Recently, the gory tradition has piqued the interest of an American photographer with ties to the region who travelled to the archipelago to capture the horror and grotesque beauty of the annual whale hunt.
Benjamin Rasmussen, of Denver, visited Faroe Islands, a protectorate of Denmark, to shed light on the startling practice in which entire villages go out in boats, herd pods of pilot whales close to shore and then cut their necks, turning the waters red with blood.
After the hunt, which takes place every summer, the blubber and meat of the slaughtered animals is distributed among all the members of the community.
‘It is an incredibly bloody and horrific spectacle, but so are the factory farms and slaughterhouses that raise American beef, pork and poultry. It is just that those abattoirs exist behind closed doors,’ Rasmussen told the blog FeatureShoot.
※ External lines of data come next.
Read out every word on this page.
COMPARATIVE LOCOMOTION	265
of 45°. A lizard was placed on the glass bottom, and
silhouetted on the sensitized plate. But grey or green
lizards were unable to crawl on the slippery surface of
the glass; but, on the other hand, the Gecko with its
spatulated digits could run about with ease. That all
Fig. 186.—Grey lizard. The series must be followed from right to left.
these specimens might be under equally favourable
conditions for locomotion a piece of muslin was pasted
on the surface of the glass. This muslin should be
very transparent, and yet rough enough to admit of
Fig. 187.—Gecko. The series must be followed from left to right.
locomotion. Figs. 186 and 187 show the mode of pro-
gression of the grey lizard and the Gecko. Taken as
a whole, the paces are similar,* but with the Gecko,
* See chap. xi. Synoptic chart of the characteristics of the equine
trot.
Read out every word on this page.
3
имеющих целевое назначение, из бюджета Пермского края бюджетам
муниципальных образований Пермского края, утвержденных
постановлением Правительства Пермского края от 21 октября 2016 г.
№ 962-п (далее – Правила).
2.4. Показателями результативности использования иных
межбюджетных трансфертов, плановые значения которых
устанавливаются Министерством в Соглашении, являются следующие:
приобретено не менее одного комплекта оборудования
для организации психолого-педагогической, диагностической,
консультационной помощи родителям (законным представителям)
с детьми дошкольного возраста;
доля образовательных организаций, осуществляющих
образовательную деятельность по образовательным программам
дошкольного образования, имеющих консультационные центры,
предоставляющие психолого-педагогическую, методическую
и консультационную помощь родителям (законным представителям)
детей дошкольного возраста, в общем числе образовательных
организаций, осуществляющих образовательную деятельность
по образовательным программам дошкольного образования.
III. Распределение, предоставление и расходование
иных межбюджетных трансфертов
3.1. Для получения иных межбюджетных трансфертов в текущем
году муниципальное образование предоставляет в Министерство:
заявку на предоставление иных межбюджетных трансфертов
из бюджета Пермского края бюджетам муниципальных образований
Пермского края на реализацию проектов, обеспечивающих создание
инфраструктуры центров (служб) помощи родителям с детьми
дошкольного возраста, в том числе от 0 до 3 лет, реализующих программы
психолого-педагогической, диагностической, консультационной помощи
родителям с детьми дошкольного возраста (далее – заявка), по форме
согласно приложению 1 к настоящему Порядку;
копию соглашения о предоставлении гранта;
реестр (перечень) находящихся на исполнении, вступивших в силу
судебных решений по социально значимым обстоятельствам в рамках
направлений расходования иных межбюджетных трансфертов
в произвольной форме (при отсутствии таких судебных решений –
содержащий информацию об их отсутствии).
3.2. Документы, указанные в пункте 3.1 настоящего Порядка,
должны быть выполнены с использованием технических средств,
For years, animal rights activists around the world, including the non-profit organization Campaign Whale, have been railing against the practice of killing whales, calling it inhumane, barbaric and completely unnecessary. It is important to note that pilot whales are not an endangered species.
However, the Faroese, who number around 48,000, are extremely protective of their cultural heritage and customs, chief among them the whale hunt, which dates back to the 1500s.